El pulso del aumento continúa en los trayectos más extensos. Para viajes de 12 a 27 kilómetros, el boleto se ubicará en 983,78 con SUBE registrada y en 1.967,56 para quienes no tengan la tarjeta nominalizada. En los recorridos de más de 27 kilómetros, el valor aumenta a 1.085,49 con SUBE nominada y a 2.170,98 en el caso de tarjetas sin registrar. Este esquema consolida una fuerte diferenciación tarifaria entre usuarios que realizaron el registro y aquellos que aún no lo hicieron, una política que comenzó a aplicarse en el AMBA como herramienta para ordenar el sistema de subsidios y focalizar los beneficios en quienes efectivamente utilizan el transporte público a diario. En paralelo, ya están previstos nuevos ajustes para el 15 de junio y el 15 de julio, que completarán un aumento acumulado superior al 6% en los colectivos nacionales, según los cuadros difundidos por la Secretaría de Transporte.
El impacto en los trenes será incluso más profundo. Las líneas Mitre, Sarmiento, San Martín, Roca, Urquiza, Belgrano Norte y Belgrano Sur aparecen entre las más afectadas por el nuevo esquema de actualización, que proyecta una suba de hasta 90% en el boleto mínimo entre mayo y septiembre. De acuerdo con las propuestas oficiales, el pasaje básico con SUBE registrada pasará de los 280 actuales a 330 en la primera etapa, para luego seguir aumentando de manera escalonada. Las subas se repartirán en cinco tramos mensuales consecutivos, lo que llevará al boleto mínimo a rondar los 530 al final del período. Para los usuarios alcanzados por la Tarifa Social —jubilados, pensionados y beneficiarios de asignaciones— se mantendrá un valor diferencial, aunque también sujeto a la nueva curva de incrementos. En el extremo más oneroso, quienes opten por pagar en efectivo en boletería, sin tarjeta SUBE, deberán afrontar una tarifa significativamente más alta, que arranca en 1.100 en mayo y podría alcanzar los 1.700 en septiembre.
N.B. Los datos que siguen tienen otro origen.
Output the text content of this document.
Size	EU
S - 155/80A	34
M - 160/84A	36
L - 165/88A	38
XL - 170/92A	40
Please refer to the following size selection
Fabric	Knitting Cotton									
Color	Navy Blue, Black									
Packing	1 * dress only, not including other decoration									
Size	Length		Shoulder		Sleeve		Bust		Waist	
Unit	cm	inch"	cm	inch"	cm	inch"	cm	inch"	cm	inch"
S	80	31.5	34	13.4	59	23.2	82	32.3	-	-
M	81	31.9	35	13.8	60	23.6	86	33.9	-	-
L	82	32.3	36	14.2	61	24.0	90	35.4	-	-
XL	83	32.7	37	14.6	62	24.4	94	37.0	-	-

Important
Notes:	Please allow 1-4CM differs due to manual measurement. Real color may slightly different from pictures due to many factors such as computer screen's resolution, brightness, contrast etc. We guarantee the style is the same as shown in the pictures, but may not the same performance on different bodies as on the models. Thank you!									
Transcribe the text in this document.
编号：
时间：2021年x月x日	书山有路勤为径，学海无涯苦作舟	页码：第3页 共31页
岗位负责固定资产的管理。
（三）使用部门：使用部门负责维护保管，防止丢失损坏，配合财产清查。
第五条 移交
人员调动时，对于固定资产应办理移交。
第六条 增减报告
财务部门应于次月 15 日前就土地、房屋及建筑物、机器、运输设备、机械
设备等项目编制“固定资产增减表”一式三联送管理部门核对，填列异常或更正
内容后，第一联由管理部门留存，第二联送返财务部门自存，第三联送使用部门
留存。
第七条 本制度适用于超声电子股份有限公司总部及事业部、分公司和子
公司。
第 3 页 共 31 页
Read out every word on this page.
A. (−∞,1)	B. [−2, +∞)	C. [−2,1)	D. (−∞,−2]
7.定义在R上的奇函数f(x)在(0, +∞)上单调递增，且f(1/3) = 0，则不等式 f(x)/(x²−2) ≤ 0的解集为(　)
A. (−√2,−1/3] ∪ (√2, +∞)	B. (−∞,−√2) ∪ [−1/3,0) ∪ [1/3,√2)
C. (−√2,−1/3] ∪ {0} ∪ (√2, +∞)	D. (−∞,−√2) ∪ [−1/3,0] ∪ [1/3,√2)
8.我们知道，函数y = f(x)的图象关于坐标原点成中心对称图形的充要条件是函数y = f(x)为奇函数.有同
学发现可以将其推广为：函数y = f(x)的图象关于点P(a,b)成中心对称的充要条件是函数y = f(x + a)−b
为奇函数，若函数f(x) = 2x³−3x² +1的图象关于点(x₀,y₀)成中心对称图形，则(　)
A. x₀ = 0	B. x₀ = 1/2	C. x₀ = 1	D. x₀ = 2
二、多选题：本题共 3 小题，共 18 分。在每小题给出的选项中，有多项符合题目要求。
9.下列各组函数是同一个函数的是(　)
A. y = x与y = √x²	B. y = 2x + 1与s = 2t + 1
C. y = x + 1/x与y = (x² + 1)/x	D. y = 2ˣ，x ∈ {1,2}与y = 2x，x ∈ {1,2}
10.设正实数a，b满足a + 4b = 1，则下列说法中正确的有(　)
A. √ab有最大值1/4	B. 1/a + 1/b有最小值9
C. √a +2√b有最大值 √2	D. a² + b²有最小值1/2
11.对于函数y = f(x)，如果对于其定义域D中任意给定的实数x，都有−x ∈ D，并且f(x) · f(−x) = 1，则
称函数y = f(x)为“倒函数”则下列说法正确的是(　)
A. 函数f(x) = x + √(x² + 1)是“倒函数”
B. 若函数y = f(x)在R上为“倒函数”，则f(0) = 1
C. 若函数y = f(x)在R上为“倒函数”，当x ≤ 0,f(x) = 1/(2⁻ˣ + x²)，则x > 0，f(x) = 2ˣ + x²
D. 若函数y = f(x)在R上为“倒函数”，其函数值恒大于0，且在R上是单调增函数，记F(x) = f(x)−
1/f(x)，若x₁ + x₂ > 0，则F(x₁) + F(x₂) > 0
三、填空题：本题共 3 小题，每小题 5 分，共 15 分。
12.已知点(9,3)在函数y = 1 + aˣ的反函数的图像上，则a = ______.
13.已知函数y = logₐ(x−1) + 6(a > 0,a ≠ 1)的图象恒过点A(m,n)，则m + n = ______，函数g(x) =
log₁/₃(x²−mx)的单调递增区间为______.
Detrás de los números se perfila una crisis estructural del transporte público: empresas que reclaman mayor actualización de tarifas y subsidios para cubrir el aumento del combustible y otros costos operativos, y usuarios que encuentran cada vez menos unidades en la calle y boletos más caros. Las audiencias públicas convocadas por el Gobierno buscan darle un marco de discusión y participación ciudadana a decisiones que, en la práctica, ya parecen encaminadas por la necesidad fiscal y la presión empresaria. Mientras tanto, el AMBA sigue exhibiendo una fuerte brecha con el interior del país, donde los pasajes superan ampliamente los valores de referencia nacionales y los gobiernos locales cuestionan la distribución de recursos para el transporte. En este escenario, cada nuevo aumento de trenes y colectivos no solo redefine el costo de viajar, sino también el mapa de desigualdades y tensiones que atraviesa al sistema de movilidad en la Argentina.